One consequence is that the full build is needlessly complicated because

  • the rewrite rules compiler depends on the Excel expression parser,
  • the Excel parser depends on sej.SEJ,
  • sej.SEJ depends on the model transforms and the byte-code compiler,
  • the model transforms depend on the code the rewrite rule compiler would generate.

In the same vein, the byte-code compiler depends on the code the pattern compiler generates.

This makes dummy implementations of the would-be generated code necessary to allow initial compilation of the build tools.

Module boundaries are not enforced in the IDE. They are only enforced by Macker rules, which have become fairly complex.

There is no graphical view of either the actual dependencies, or of the rules that are enforced during builds. There is only the desired state as shown in the design document.

Because there are circular module dependencies, it is not possible to package, for example, only the core of SEJ which compiles an internal model to an engine.

The Excel .xls loader is always registered, even though the required JXL package is rather large. This is not satisfactory.

So, in essence:

  • Circular dependencies caused by sej.SEJ.
  • Dummies needed for generated code during clean build.
  • Dependency definitions too complex, using Macker instead of build paths.
  • Supported spreadsheet formats are hard-wired.

Reasons

Why did I design the SEJ this way? Basically, I did not know or care about java.util.ServiceLoader yet. SEJ really has a two-tiered core API. The first tier defines all the interfaces implemented by the various subsystems. The second tier, which is sej.SEJ, holds them all together and plays the role of the central factory. This factory is mostly hardwired because I did not see a way to make configuration of registered subsystems transparent enough. This is all the more important as many of SEJ’s subsystems are not really replaceable. A fundamental problem, then, is that the subsystems sometimes themselves depend on the factory aspect of SEJ for when they need access to interface implementations of other subsystems.

Also, it just seemed to much of a hassle to split SEJ up into a multitude of Eclipse projects, what with the overhead of having to manage multiple project definitions etc.

Solutions

Factory

I have tried solutions in a branch. To solve the cyclic dependency and transparent configuration problem, I have adopted a technique similar to Java 6’s service provider API, meaning to scan the classpath for implementation factories. This works very well.

Dependencies

To simplify dependency management, I could either really do the split into different Eclipse projects, or else use more separate physical source folders, one for each module. Then, the build could compile each source folder separately, with just the dependencies enabled to which it should have access. I might also do both, so the eclipse project structure does not predetermine the source layout. The eclipse projects would then reference the different source folders from the central source location.

I have experimented with both approaches. They both do not satisfy me yet. SEJ is internally segmented into a heck of a lot of modules. Parts of their boundaries can be handled by package visibility, but many cannot, so far.
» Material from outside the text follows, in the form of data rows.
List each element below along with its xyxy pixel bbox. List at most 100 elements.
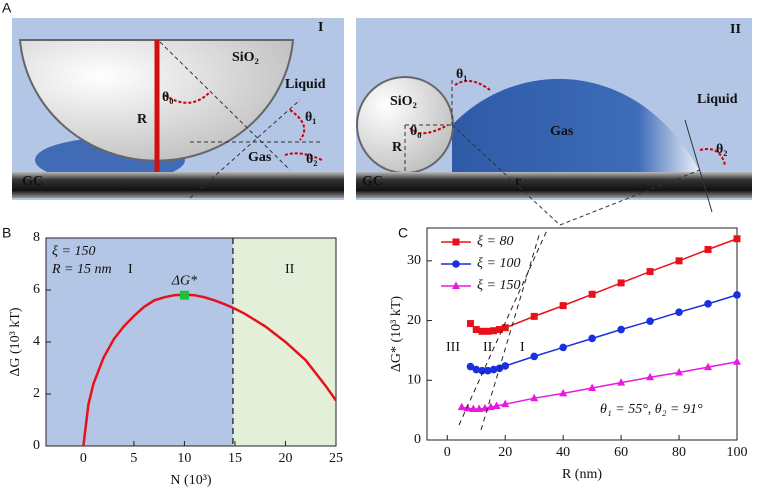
marker — [588, 290, 596, 298]
marker — [704, 300, 712, 308]
annotation: I — [520, 340, 525, 355]
marker — [486, 402, 495, 411]
label: θ₁ — [456, 67, 468, 82]
marker — [490, 327, 498, 335]
label: Gas — [550, 124, 574, 139]
marker — [466, 362, 475, 371]
y-tick-label: 0 — [414, 432, 421, 447]
marker — [463, 403, 472, 412]
y-tick-label: 2 — [33, 386, 40, 401]
y-tick-label: 30 — [407, 253, 421, 268]
y-tick-label: 10 — [407, 373, 421, 388]
marker — [478, 327, 486, 335]
x-tick-label: 60 — [614, 445, 628, 460]
marker — [530, 393, 539, 402]
marker — [559, 343, 567, 352]
annotation: I — [128, 262, 133, 277]
x-axis-label: R (nm) — [562, 467, 602, 482]
label: θ₂ — [716, 142, 728, 157]
marker — [733, 291, 741, 299]
marker — [675, 257, 683, 265]
x-tick-label: 80 — [672, 445, 686, 460]
marker — [617, 325, 625, 334]
numeral: I — [318, 20, 323, 35]
label: SiO₂ — [390, 94, 417, 109]
annotation: II — [285, 262, 295, 277]
label: GC — [362, 174, 383, 189]
x-tick-label: 5 — [130, 451, 137, 466]
annotation: θ₁ = 55°, θ₂ = 91° — [600, 402, 703, 417]
marker — [646, 268, 654, 276]
x-tick-label: 20 — [498, 445, 512, 460]
data-line — [461, 361, 738, 410]
x-tick-label: 100 — [727, 445, 748, 460]
panel-label: C — [398, 225, 408, 241]
x-tick-label: 40 — [556, 445, 570, 460]
marker — [466, 320, 474, 328]
marker — [675, 308, 683, 317]
label: GC — [22, 174, 43, 189]
marker — [457, 402, 466, 411]
legend-marker — [452, 281, 460, 289]
label: R — [392, 140, 403, 155]
y-axis-label: ΔG (10³ kT) — [8, 307, 23, 377]
marker — [733, 357, 741, 365]
marker — [675, 368, 684, 376]
label: Gas — [248, 150, 272, 165]
legend-label: ξ = 150 — [477, 278, 520, 293]
marker — [472, 365, 481, 374]
marker — [646, 317, 654, 325]
x-tick-label: 15 — [228, 451, 242, 466]
legend-marker — [452, 238, 460, 246]
marker — [704, 362, 713, 371]
panel-a-right: II θ₁ SiO₂ θ₀ R Gas r Liquid θ₂ GC — [356, 18, 752, 226]
marker — [484, 327, 492, 335]
label: θ₀ — [162, 90, 174, 105]
region — [46, 238, 233, 446]
marker — [530, 312, 538, 320]
marker — [704, 245, 712, 253]
marker — [617, 279, 625, 287]
label: θ₂ — [306, 152, 318, 167]
legend-label: ξ = 80 — [477, 234, 513, 249]
x-axis-label: N (10³) — [170, 473, 211, 488]
marker — [501, 399, 510, 408]
marker — [733, 235, 741, 243]
annotation: III — [446, 340, 460, 355]
marker — [501, 362, 510, 370]
marker — [478, 366, 486, 375]
label: r — [515, 174, 521, 189]
plot-frame — [426, 227, 738, 441]
label: Liquid — [285, 77, 326, 92]
marker — [492, 401, 501, 409]
x-tick-label: 20 — [278, 451, 292, 466]
annotation: II — [483, 340, 493, 355]
boundary-line — [480, 231, 541, 431]
panel-label: A — [2, 0, 12, 16]
marker — [617, 378, 626, 386]
marker — [472, 326, 480, 334]
x-tick-label: 0 — [444, 445, 451, 460]
label: θ₀ — [410, 124, 422, 139]
label: SiO₂ — [232, 50, 259, 65]
marker — [559, 388, 568, 397]
legend-marker — [452, 260, 460, 268]
marker — [489, 365, 498, 374]
marker — [484, 366, 492, 375]
annotation: ξ = 150 — [52, 244, 95, 259]
marker — [501, 324, 509, 332]
marker — [475, 404, 484, 412]
legend-label: ξ = 100 — [477, 256, 520, 271]
marker — [530, 352, 538, 361]
label: Liquid — [697, 92, 738, 107]
maximum-marker — [179, 290, 189, 300]
marker — [495, 326, 503, 334]
x-tick-label: 0 — [80, 451, 87, 466]
y-tick-label: 6 — [33, 282, 40, 297]
boundary-line — [458, 227, 549, 426]
numeral: II — [730, 22, 741, 37]
marker — [559, 302, 567, 310]
marker — [469, 404, 478, 412]
y-tick-label: 4 — [33, 334, 40, 349]
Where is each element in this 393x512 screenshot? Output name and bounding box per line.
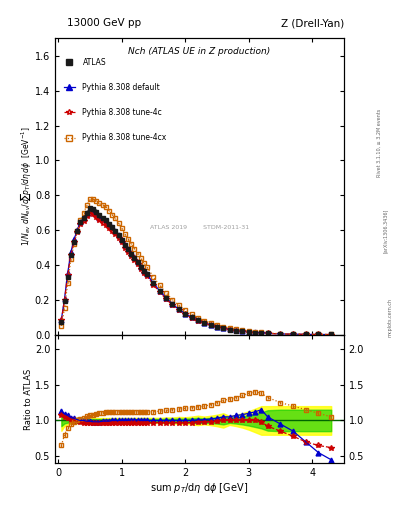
Text: Pythia 8.308 tune-4cx: Pythia 8.308 tune-4cx [83, 133, 167, 142]
Text: Pythia 8.308 tune-4c: Pythia 8.308 tune-4c [83, 108, 162, 117]
Text: Rivet 3.1.10, ≥ 3.2M events: Rivet 3.1.10, ≥ 3.2M events [377, 109, 382, 178]
Text: [arXiv:1306.3436]: [arXiv:1306.3436] [383, 208, 387, 252]
Text: Nch (ATLAS UE in Z production): Nch (ATLAS UE in Z production) [129, 47, 270, 56]
Y-axis label: $1/N_{ev}$ $dN_{ev}/d\!\sum\!p_T/d\eta\,d\phi$  [GeV$^{-1}$]: $1/N_{ev}$ $dN_{ev}/d\!\sum\!p_T/d\eta\,… [19, 126, 33, 246]
Text: Z (Drell-Yan): Z (Drell-Yan) [281, 18, 344, 28]
Text: 13000 GeV pp: 13000 GeV pp [67, 18, 141, 28]
X-axis label: sum $p_T$/d$\eta$ d$\phi$ [GeV]: sum $p_T$/d$\eta$ d$\phi$ [GeV] [151, 481, 248, 495]
Text: mcplots.cern.ch: mcplots.cern.ch [387, 298, 392, 337]
Text: Pythia 8.308 default: Pythia 8.308 default [83, 83, 160, 92]
Text: ATLAS 2019        STDM-2011-31: ATLAS 2019 STDM-2011-31 [150, 225, 249, 230]
Y-axis label: Ratio to ATLAS: Ratio to ATLAS [24, 368, 33, 430]
Text: ATLAS: ATLAS [83, 57, 106, 67]
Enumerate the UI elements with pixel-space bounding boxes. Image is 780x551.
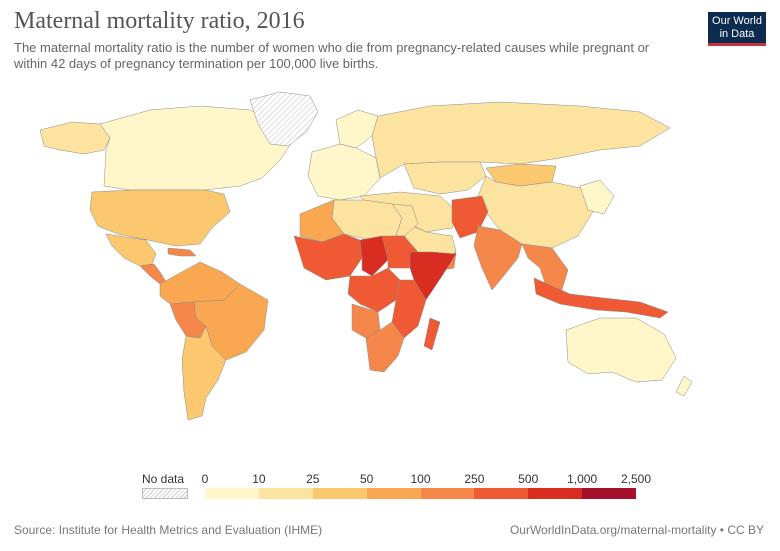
legend-no-data-label: No data [142, 472, 185, 486]
chart-subtitle: The maternal mortality ratio is the numb… [14, 40, 650, 71]
region-west-africa[interactable] [293, 233, 363, 281]
legend-swatch [582, 488, 636, 499]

This is because internal modules are granted more access to other internal modules than is the public API. This means that there is a ton of Eclipse projects and/or source paths in the IDE. And the modules often contain just one class. Looks weird. And I had to invent a Ruby-based configuration system so I can generate all the repetitive Eclipse project and Ant build script definitions given module visibility rules. So maybe Eclipse’s rule of fairplay (no privileged access to other modules) is really also about keeping access rules manageable.

Tools

Pico, Plexus

I have experimented with Pico Container, but its lack of support for requesting instances with instance-dynamic constructor parameters makes it nearly worthless in the context of SEJ. Too, it is rather big (100K) for the value it would generate. The Plexus container (codehaus.org) looks good too, but is still under very active development and even bigger than Pico.

Maven2

I also checked out the way Maven2 works. It would be a close fit, but I am not quite ready to jump onto the repository bandwagon yet, although it really seems very appealing. Worse, for me, is that I don’t find it very intuitive how to add custom build steps, and SEJ’s build is fairly intricate.

Checkstyle

Checkstyle contains an import check which, like Macker, can test for illegal imports. If I continue to rely on such a tool instead of physically separated source paths, then using Checkstyle instead of macker might reduce the need for external tools by one (Checkstyle is used already). Also, the rules are less flexible, but more concise.